To encourage further downstream investments, the Government has disbursed capital expenditure incentive grants (under the Entry Point Project 6, or EPP6) since 2011 to companies that are interested to embark further on palm oil downstream ventures.
The grants also help to alleviate the risk, and boost investors’ confidence, and so far have been disbursed for production of higher value-added palm oil derivatives such as surfactants, agro-chemicals, bio-polyols, bio-lubricants, glycerol derivatives and bio-based chemicals.
The same incentive is also given to investments in the production of palm phytonutrients such as tocotrienols and carotenes.
Director of MPOB’s advanced oleo-chemical technology division Dr Hazimah Abu Hassan says oleo-chemicals are mainly derived from palm kernel oil and are used very frequently in our lives daily.
“We start our day with surfactants such as toothpaste and shampoo. Derivatives such as surfactants are a major portion of the oleo-chemicals industry and they are also used in various products such as emulsifiers, personal care and also to improve the performance of some insecticides and herbicides.
“Bio-lubricants can also be used to make greases or hydraulic oils and so on, while bio-polyols can be used in sitting foams, bedding materials, furnitures and non-foam products such as coatings,” she adds.
The key industries that depend on palm oil derivatives as important raw materials indicate the urgency for the country to produce them in a sustainable manner. The grants by the Government and further investments from the private sector would facilitate this.
The grants are structured in a way where the private sector commits a certain amount of investment. This is given on a reimbursable basis where companies need to invest first before making claims on the grant.
A total of RM492mil have been allocated between 2011 and 2014 while the aggregate grant disbursed to-date is approximately 42% of total grants which have been committed. Investments from the private sector since 2011 amounted to RM1.786bil, with about RM1.331bil anticipated for this year.
“We still have not seen any commercial production from these projects, except for one which has started production. So it is not reflected in our export figures (for 2013).
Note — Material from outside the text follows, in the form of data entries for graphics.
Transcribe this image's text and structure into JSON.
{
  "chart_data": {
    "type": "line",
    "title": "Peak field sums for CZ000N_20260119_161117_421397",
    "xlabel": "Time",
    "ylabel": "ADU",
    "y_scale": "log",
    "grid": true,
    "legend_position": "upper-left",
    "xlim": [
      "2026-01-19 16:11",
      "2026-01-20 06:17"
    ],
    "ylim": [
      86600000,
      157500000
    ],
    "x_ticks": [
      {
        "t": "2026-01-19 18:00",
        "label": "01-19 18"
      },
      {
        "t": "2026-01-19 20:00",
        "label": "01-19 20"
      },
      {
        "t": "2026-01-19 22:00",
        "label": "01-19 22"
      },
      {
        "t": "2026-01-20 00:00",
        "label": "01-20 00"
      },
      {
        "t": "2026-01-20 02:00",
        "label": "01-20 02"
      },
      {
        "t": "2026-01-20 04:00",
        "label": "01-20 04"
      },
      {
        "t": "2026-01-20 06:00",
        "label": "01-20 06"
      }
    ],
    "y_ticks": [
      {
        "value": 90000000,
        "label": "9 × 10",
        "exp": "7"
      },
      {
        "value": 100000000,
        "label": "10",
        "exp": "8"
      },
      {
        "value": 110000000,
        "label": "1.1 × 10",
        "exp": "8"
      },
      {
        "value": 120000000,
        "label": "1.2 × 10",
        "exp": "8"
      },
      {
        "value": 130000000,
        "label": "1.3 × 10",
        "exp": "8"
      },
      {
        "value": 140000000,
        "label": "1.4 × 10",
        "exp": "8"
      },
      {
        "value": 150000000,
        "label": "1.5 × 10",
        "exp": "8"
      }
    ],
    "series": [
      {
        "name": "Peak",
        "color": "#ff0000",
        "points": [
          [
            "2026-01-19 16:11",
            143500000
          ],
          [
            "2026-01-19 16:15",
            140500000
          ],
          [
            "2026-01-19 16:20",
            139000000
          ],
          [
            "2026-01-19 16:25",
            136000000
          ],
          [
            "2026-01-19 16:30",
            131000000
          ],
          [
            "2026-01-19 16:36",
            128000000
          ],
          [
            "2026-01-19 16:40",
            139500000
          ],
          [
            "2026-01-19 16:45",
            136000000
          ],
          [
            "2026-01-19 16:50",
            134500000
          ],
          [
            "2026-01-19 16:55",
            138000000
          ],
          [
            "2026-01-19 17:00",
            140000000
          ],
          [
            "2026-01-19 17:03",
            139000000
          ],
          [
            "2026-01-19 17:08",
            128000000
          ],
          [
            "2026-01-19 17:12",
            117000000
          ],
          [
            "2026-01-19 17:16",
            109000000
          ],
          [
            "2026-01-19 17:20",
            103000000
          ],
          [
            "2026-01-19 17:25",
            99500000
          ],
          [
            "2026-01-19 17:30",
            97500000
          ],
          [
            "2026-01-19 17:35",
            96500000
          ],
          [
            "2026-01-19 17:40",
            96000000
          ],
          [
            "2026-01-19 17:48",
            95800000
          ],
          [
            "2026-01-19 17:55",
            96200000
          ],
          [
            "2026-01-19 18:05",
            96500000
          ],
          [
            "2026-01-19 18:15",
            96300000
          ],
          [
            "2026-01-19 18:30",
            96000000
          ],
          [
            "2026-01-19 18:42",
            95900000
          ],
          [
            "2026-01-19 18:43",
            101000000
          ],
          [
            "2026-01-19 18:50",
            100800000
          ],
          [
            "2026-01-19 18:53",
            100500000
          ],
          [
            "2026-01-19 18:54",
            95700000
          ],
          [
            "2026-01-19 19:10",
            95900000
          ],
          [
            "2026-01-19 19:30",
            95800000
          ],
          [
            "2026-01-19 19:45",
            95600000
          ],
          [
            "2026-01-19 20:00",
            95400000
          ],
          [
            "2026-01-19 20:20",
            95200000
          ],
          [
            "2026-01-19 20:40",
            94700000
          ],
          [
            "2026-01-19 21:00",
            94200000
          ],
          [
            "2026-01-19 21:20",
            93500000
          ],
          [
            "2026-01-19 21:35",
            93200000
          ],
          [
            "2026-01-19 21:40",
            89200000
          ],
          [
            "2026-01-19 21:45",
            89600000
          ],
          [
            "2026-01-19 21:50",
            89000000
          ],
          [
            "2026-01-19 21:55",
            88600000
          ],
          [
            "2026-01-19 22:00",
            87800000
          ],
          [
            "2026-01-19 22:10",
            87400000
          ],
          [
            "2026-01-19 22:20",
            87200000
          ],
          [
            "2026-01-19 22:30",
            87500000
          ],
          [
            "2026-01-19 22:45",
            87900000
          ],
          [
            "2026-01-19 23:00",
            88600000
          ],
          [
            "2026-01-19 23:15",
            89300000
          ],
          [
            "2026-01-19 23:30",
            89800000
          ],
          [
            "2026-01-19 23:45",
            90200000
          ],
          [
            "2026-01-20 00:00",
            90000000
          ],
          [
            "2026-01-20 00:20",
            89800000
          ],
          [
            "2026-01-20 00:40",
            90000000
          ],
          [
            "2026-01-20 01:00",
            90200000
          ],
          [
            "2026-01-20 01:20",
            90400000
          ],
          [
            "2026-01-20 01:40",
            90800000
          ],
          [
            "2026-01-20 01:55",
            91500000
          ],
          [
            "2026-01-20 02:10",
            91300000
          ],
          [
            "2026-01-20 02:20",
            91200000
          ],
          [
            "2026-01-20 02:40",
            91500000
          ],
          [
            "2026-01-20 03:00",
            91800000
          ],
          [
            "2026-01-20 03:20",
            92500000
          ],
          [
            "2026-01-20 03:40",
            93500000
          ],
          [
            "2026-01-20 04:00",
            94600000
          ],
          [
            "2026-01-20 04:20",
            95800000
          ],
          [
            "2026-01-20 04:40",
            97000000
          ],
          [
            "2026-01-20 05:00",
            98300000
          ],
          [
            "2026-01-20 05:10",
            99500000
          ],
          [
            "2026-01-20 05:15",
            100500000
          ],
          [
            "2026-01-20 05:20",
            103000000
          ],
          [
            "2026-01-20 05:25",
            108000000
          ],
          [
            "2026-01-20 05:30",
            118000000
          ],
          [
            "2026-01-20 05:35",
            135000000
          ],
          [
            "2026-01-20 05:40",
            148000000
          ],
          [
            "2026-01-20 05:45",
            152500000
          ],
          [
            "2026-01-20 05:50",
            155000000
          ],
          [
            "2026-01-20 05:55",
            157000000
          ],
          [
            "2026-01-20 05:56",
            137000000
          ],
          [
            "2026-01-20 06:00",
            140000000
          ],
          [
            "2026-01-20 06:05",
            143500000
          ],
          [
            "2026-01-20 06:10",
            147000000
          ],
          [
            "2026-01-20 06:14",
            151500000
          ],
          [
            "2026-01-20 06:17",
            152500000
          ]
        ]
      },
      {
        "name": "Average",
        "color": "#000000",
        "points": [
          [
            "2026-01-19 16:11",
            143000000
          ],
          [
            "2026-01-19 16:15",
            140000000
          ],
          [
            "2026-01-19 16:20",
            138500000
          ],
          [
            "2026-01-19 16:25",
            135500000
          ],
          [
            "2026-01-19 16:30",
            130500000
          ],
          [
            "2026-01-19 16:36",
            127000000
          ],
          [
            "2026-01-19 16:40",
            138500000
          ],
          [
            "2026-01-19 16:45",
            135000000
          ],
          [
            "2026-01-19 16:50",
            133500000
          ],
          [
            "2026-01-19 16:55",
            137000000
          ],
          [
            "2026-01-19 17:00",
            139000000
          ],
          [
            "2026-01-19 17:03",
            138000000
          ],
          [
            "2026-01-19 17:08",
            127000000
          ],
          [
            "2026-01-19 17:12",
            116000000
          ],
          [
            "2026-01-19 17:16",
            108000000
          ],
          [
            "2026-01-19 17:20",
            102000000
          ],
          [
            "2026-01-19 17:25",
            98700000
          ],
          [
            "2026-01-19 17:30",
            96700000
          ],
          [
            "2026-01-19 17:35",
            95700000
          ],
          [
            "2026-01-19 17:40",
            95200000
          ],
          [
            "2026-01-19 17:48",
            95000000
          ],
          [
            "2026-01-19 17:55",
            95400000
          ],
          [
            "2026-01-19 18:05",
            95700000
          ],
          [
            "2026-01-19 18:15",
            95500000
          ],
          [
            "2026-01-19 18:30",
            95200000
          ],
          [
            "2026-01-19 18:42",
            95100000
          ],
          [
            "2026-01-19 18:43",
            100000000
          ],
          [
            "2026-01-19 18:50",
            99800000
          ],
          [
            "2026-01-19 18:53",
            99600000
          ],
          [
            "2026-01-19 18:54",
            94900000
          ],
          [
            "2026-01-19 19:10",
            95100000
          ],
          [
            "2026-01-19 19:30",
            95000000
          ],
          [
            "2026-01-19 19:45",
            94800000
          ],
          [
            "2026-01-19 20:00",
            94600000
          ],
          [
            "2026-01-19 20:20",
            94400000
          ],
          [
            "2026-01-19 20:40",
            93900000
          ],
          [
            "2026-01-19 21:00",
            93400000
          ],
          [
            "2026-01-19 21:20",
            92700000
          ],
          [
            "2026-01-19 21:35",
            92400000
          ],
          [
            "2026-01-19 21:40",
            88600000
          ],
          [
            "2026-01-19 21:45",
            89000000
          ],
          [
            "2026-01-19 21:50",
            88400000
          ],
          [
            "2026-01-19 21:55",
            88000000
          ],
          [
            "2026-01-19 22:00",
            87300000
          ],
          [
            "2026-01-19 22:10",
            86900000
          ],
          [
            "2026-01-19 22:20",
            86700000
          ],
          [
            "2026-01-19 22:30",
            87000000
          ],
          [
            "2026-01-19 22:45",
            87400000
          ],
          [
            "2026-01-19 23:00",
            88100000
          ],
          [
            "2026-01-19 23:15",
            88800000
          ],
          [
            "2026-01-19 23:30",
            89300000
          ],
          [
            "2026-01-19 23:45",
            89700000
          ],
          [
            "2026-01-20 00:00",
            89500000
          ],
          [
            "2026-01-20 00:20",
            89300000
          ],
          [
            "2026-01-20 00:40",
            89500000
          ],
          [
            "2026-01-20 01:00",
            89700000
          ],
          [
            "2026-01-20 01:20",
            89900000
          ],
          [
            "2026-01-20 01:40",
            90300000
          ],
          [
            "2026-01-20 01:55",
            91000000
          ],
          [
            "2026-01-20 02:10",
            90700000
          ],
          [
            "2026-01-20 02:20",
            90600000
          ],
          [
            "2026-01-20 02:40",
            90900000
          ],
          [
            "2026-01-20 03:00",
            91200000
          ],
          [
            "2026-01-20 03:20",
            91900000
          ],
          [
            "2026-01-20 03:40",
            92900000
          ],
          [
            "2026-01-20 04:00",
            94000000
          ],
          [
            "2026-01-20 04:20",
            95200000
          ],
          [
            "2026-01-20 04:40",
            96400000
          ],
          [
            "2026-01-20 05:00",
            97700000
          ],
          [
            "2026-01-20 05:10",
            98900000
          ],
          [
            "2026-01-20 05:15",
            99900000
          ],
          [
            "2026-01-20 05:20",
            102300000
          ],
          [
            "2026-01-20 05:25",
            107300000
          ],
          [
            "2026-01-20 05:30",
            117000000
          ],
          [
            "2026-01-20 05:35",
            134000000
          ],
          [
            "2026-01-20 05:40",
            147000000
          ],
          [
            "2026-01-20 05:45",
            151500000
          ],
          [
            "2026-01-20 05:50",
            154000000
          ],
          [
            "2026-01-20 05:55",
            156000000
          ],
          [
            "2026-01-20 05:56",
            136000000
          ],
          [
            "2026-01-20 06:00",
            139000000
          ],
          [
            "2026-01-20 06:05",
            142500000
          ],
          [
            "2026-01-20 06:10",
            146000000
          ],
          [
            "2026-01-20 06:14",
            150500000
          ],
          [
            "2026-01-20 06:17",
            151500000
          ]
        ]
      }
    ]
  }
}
“In spite of this, the growth of oleo-derivatives (higher value added) is already outpacing the growth in basic oleo-chemicals because of higher private investments,” Ku says.
Between 2008 and 2013, the compounded annual growth rate (CAGR) for total export revenue in oleo-derivatives grew by 7.14%, while basic oleo-chemicals shrunk by 0.09%.
The CAGR’s export revenue per metric tonne growth rate for oleo-derivatives declined 0.49% while basic oleo-chemicals saw growth declining at a higher rate of 4.92%.
“When production from the EPP6 investments kicks in, we will likely see growth for oleo-derivatives (per metric tonne) move into positive territory. Next will be the export revenue being in positive territory (for growth) as well,” Ku says.
“When you are vertically integrated, you are able to benefit from CPO market dynamics in both ways. Right now, if you are only in upstream and if CPO prices go down then you have no way out of it.
“But if you are in downstream then you will also benefit from the low feedstock prices as well as cheaper input costs,” he adds.
Pemandu, the agency tasked with implementing the Government’s transformation plans, notes that Indonesia as the world’s largest palm oil producer had also actively embarked on developing their intermediate downstream industries.
“Indonesia has a lot of refineries coming up in the last two years as it has imposed a significantly heavier export tax structure than Malaysia.
“This move has created an incentive for refineries in the republic to process CPO into fatty esters and alcohols, which in turn has brought in a lot of investments in palm oil refining activities there,” says Ku.
Ku points out that Malaysia is still ahead of Indonesia in terms of higher value-added production of more refined oleochemical products down the value chain, and needs to continue leading the industry for competitiveness purposes.